While I appreciate the idea and the work that's gone into this site, sadly it seems too basic to be of much use. It only supports half a dozen flags - all of which are easy to use normally anyway. It's missing user agent, headers, cookies, etc. The latter two being items that could be particularly tricky for the "curl novice".
Yes, the site is very basic, it's just an "Hello world" experiment in AngularJS. Though I was thinking someone could find it useful and I put it online. If the interest grows I'll probably add more features and integrations.
Seems pretty helpful, though for most of my endpoint testing I've switched to httpie[1], and my teammates have followed. The only exception is when I need to load-test a service real quick, and curl can make requests much faster than httpie.
I love httpie as well but recently I switched to bat [0] which offers pretty much the same thing but is written in Go so is deployed as a single binary.
I'm a huge fan of "Paw" for OS X (https://luckymarmot.com/paw). After you construct your query, it generates the equivalent code for curl, Objective-C (NSURLConnection or AFNetworking), Python, jQuery, or several others. It also now integrates with Mashape so you can download preconstructed libraries of API calls.
Disclaimer: I have no connection with Paw's developers - I'm just a very happy user.
I am too. Especially the ability to configure "environments" to collect variables you'll reuse, the export options (copy as curl, as jQuery.ajax, etc) and the oauth workflow tools built in. Paw is a wildly useful tool.
Nice idea, but this tool doesn't escape URLs properly. The biggest problem are "&" characters, but also "?" characters make trouble in some shells (e.g. zsh).
Adding double quotes is risky with regard to "`", "$" and other special shell characters.
Adding single quotes is safer, but will fail if the argument itself contains single quotes.
To my knowledge, the correct shell escaping is to surround your argument with single quotes, and before doing that, replace each contained single quote
'
with the following sequence (1):
'\''
Alternatively, you can use (2):
'"'"'
Both sequences work the same way: First, terminate the single-quoted string. Then, add an escaped single quote, either with backslash (1) or by encapsulating into double quotes (2). Finally, start an new single-quoted string.
As far as I know, escaping single quotes inside single quotes doesn't work in bash:
tiksi@emperor:~$ curl 'http://\'test'
>
>
>
>^C
tiksi@emperor:~$ curl 'http://\'test''
curl: (6) Could not resolve host: \test
tiksi@emperor:~$
Anything inside single quotes is treated literally, so no escapes work.( Unless you're doing $'.stuffhere', but that's a whole other can of worms).

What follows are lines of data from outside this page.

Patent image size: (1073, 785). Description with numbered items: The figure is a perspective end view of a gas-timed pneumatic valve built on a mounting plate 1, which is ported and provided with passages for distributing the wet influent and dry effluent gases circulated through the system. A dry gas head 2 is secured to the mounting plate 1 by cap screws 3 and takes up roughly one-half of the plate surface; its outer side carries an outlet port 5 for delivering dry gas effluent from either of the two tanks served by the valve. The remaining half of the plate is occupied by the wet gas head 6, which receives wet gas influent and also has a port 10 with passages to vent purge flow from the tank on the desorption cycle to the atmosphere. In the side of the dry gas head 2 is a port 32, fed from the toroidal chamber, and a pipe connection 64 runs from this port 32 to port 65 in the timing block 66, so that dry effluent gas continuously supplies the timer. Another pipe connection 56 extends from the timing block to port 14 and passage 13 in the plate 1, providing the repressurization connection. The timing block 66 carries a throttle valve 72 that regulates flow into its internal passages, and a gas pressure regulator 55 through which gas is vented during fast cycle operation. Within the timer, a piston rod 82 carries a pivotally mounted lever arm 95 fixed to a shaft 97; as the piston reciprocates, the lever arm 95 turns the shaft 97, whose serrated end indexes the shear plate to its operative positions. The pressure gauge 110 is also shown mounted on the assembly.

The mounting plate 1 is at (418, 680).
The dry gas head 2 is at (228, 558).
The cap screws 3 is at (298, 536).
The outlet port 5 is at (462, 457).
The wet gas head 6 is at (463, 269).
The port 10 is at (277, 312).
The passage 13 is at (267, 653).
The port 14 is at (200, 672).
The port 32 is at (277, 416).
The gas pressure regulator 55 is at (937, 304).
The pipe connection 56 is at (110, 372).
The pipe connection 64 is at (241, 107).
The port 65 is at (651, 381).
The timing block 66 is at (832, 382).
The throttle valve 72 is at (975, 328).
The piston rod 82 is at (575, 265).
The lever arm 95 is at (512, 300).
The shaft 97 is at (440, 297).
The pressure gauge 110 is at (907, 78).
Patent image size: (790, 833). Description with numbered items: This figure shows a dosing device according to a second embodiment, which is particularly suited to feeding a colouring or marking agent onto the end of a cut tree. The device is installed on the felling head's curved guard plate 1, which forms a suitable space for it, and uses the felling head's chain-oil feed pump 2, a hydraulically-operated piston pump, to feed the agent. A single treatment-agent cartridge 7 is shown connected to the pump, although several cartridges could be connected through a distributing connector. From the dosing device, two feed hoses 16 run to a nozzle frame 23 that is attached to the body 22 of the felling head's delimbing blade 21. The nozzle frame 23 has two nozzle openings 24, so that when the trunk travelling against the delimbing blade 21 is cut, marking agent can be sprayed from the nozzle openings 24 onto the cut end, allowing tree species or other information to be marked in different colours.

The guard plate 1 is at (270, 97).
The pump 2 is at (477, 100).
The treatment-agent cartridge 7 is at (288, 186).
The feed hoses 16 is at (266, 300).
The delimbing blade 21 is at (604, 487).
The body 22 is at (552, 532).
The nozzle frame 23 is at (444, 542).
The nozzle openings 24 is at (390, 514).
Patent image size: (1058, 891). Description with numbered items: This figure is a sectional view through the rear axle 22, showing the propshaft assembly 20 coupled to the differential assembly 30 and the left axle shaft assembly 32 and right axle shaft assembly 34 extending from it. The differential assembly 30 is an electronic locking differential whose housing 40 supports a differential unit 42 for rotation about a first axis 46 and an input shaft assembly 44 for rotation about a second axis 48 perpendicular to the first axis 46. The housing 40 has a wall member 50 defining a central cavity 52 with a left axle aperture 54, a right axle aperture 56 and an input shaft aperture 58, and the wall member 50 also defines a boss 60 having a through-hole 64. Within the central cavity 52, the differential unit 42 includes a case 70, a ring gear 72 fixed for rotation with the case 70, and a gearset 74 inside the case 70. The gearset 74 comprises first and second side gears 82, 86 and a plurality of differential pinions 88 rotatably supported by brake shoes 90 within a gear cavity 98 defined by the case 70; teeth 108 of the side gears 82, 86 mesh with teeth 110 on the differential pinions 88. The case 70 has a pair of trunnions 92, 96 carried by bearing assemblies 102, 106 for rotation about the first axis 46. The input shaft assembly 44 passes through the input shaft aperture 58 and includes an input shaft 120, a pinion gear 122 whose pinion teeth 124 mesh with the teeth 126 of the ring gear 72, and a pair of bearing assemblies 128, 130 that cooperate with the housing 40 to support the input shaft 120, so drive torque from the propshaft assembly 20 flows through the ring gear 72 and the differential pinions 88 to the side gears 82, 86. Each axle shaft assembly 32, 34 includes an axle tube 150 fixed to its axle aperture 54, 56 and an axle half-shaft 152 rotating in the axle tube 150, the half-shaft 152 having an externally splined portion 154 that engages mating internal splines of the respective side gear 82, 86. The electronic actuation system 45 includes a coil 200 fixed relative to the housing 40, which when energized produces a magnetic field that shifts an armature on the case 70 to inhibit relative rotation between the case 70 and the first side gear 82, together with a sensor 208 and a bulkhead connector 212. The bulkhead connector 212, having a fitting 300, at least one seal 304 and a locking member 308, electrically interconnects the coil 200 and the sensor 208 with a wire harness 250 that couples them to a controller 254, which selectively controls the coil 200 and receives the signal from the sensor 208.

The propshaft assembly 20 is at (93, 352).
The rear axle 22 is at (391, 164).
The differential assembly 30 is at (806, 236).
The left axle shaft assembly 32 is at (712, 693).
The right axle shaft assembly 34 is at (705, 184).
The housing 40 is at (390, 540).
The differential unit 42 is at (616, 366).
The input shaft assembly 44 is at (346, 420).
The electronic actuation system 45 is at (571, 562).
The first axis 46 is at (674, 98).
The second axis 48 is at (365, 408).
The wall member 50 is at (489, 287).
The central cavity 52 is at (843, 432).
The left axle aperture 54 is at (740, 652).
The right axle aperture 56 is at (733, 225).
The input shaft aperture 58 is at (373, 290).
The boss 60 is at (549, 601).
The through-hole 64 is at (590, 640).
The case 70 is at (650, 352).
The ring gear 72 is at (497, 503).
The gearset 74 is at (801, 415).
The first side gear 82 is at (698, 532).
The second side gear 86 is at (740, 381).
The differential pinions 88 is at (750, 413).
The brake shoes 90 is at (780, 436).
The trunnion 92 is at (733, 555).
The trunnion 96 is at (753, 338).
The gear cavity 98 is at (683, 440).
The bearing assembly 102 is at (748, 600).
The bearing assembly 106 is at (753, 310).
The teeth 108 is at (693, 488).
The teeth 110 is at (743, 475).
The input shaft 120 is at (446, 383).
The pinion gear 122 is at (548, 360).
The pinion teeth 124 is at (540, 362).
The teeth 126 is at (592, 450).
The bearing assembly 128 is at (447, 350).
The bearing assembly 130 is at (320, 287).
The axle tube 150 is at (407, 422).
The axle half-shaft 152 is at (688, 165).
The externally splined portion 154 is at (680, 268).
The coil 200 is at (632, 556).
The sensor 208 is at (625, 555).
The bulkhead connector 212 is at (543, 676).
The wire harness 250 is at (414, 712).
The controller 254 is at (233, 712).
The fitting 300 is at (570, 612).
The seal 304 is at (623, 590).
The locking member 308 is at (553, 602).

The double quotes around single quotes does work though.
Yeah, awk can be tricky. This tutorial[0] was posted awhile back and I bookmarked it because I found it to be very useful. Check it out if you haven't seen it.
I'm a big fan of right clicking on the request in the Chrome developer console and selecting "Copy as cURL". Obviously only works if you're doing browser stuff, but super helpful nonetheless.
Just for the info, Chrome (and possibly other browsers as well) allows to build cURL commands from any network calls with a right-click on a HTTP call in the Network tab.
-H is for headers; yes, but basic auth is actually the base64-encoded string of user:pass , so if constructing it manually you'd want to do something like curl -H "Authorization: Basic $(echo -n 'user:pass' |base64)" http://whatever .
Curl provides a shortcut for this as --user; e.g. curl --user name:pass http://example.com
You can also use curl --negotiate -u : for kerberos (provided curl is built with it and spengo). curl supports quite a few less used auth methods, but OP mentioned custom headers, not basic auth per se, (thats why I used Authentication instead of WWW-Authenticate or Authorization as an example)
There's a lot of benefit in something that can properly escape data, for instance. I'm totally comfortable with curl but sometimes physically typing the command line is harder than deciding what should go in it.
I have two "problems" with curl. First I have to remember every kind of HTTP header (no autocomplete) and second write/edit command lines (especially JSON bodies etc) is a bit unfriendly.